Reasons to go public?
Raises capital, in this case the money raised isn't for Ferrari but towards FCA.
Exit opportunity for FCA
Listed on exchange (NYSE), able to target people who just want to focus on Ferrari
shares.
Gives liquidity - for shareholders to sell their stocks
Able to issue Ferrari shares/stock options to employee
oWe could just give FCA stock to Ferrari employees but the price isn't fairly
representing Ferrari only because FCA has other portfolios.

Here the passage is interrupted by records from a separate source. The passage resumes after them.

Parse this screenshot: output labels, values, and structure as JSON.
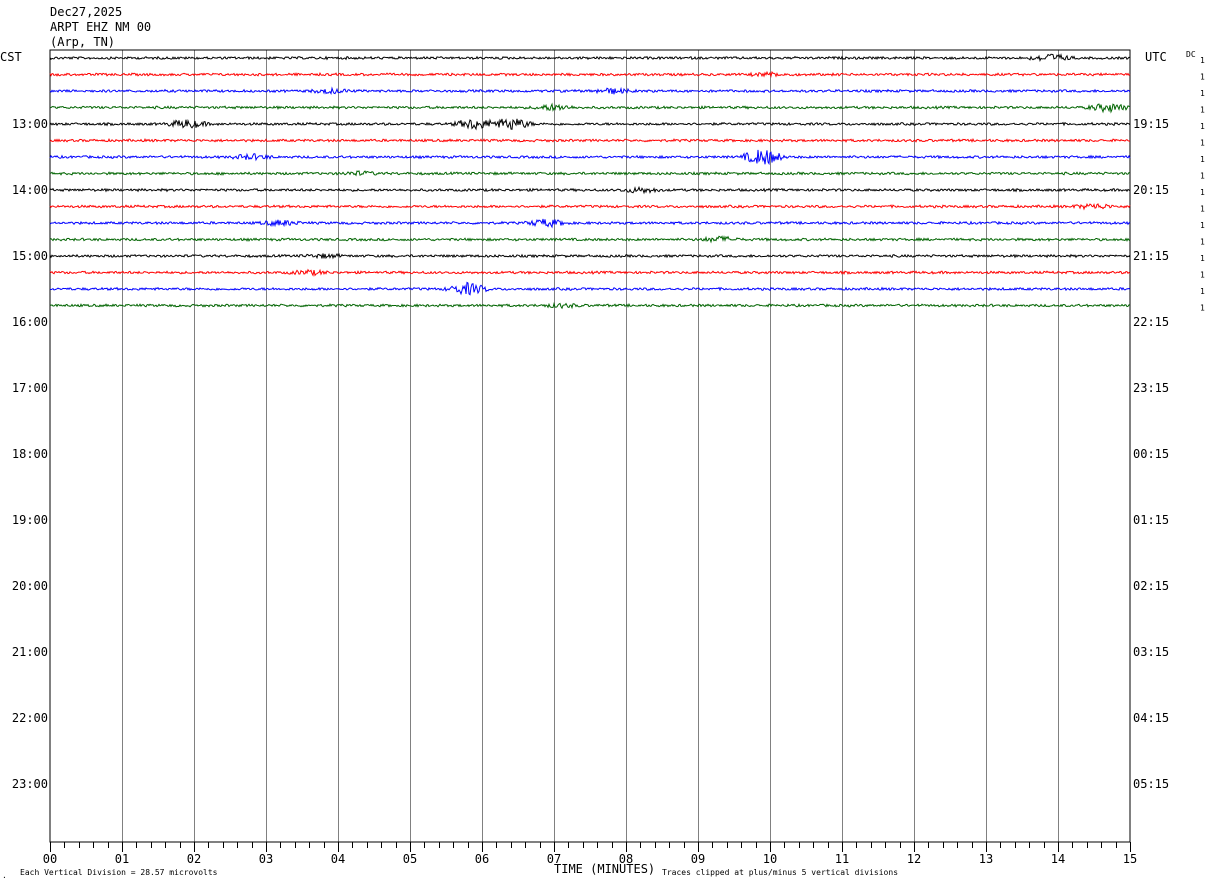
{
  "header": {
    "date": "Dec27,2025",
    "station": "ARPT EHZ NM 00",
    "location": "(Arp, TN)"
  },
  "left_zone": "CST",
  "right_zone": "UTC",
  "dc_label": "DC",
  "footer": {
    "scale_note": "Each Vertical Division =   28.57 microvolts",
    "axis_title": "TIME (MINUTES)",
    "clip_note": "Traces clipped at plus/minus 5 vertical divisions",
    "corner_mark": "."
  },
  "colors": {
    "trace_cycle": [
      "#000000",
      "#ff0000",
      "#0000ff",
      "#006400"
    ],
    "grid": "#808080",
    "frame": "#000000"
  },
  "chart_data": {
    "type": "line",
    "title": "",
    "xlabel": "TIME (MINUTES)",
    "ylabel": "",
    "xlim": [
      0,
      15
    ],
    "x_ticks": [
      "00",
      "01",
      "02",
      "03",
      "04",
      "05",
      "06",
      "07",
      "08",
      "09",
      "10",
      "11",
      "12",
      "13",
      "14",
      "15"
    ],
    "minor_ticks_per_minute": 4,
    "grid": true,
    "left_hour_labels": [
      "13:00",
      "14:00",
      "15:00",
      "16:00",
      "17:00",
      "18:00",
      "19:00",
      "20:00",
      "21:00",
      "22:00",
      "23:00"
    ],
    "right_hour_labels": [
      "19:15",
      "20:15",
      "21:15",
      "22:15",
      "23:15",
      "00:15",
      "01:15",
      "02:15",
      "03:15",
      "04:15",
      "05:15"
    ],
    "traces_per_hour": 4,
    "total_trace_slots": 48,
    "first_label_slot": 4,
    "recorded_traces": 16,
    "trace_dc_labels": [
      "1",
      "1",
      "1",
      "1",
      "1",
      "1",
      "1",
      "1",
      "1",
      "1",
      "1",
      "1",
      "1",
      "1",
      "1",
      "1"
    ],
    "events": [
      {
        "trace": 0,
        "minute": 13.9,
        "amplitude": 0.9
      },
      {
        "trace": 1,
        "minute": 10.0,
        "amplitude": 0.4
      },
      {
        "trace": 2,
        "minute": 7.8,
        "amplitude": 0.6
      },
      {
        "trace": 2,
        "minute": 3.9,
        "amplitude": 0.5
      },
      {
        "trace": 3,
        "minute": 7.0,
        "amplitude": 0.7
      },
      {
        "trace": 3,
        "minute": 14.7,
        "amplitude": 1.0
      },
      {
        "trace": 4,
        "minute": 1.9,
        "amplitude": 1.0
      },
      {
        "trace": 4,
        "minute": 5.9,
        "amplitude": 1.3
      },
      {
        "trace": 4,
        "minute": 6.4,
        "amplitude": 1.5
      },
      {
        "trace": 6,
        "minute": 9.9,
        "amplitude": 2.0
      },
      {
        "trace": 6,
        "minute": 2.8,
        "amplitude": 0.6
      },
      {
        "trace": 7,
        "minute": 4.3,
        "amplitude": 0.4
      },
      {
        "trace": 8,
        "minute": 8.2,
        "amplitude": 0.6
      },
      {
        "trace": 9,
        "minute": 14.5,
        "amplitude": 0.6
      },
      {
        "trace": 10,
        "minute": 6.9,
        "amplitude": 0.9
      },
      {
        "trace": 10,
        "minute": 3.2,
        "amplitude": 0.6
      },
      {
        "trace": 11,
        "minute": 9.3,
        "amplitude": 0.6
      },
      {
        "trace": 12,
        "minute": 3.8,
        "amplitude": 0.4
      },
      {
        "trace": 13,
        "minute": 3.6,
        "amplitude": 0.5
      },
      {
        "trace": 14,
        "minute": 5.8,
        "amplitude": 1.4
      },
      {
        "trace": 15,
        "minute": 7.1,
        "amplitude": 0.4
      }
    ]
  }
}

Marketing differentiation to separate Ferrari which is more of a luxury product from the
other FCA non-luxury automobiles.
The IPO is not for the money but it’s the first step to spin off Ferrari from FCA. How else
is it making money?
oJust being individual and independent.
oBeing apart there's focus. Managers can be compensated properly. The market
and ask for exactly what they want.
Publicity/reputation
Wait until the next equity issuance (seasonal issuance) which is way bigger than an IPO with the
advantage of knowing the share price.
Go on roadshows to ask investors how much they would buy at certain price. This is called
building a book. Investors can back out of it. I may make another call in the future asking if they
want to re-evaluate their choices.
I guarantee the price and I call up the investors on the books to let them know the price is set
and they confirm how many shares they will buy. This is called underwriting
Then on the first day, the market determines the price. If the price on the market go up to $70
when I sold it to investors for $50, I left some money on the table. There's a slight regret but as
this is an IPO, it is only a small portion of the firm (e.g. 10%), so I still have the other 90% of the
firms which I know the value per share is $70 so its good. This is why we never have a massive
IPO.
Valuation: using “market multiples”
TEV/EBITDA= Market value per dollar of EBITDA.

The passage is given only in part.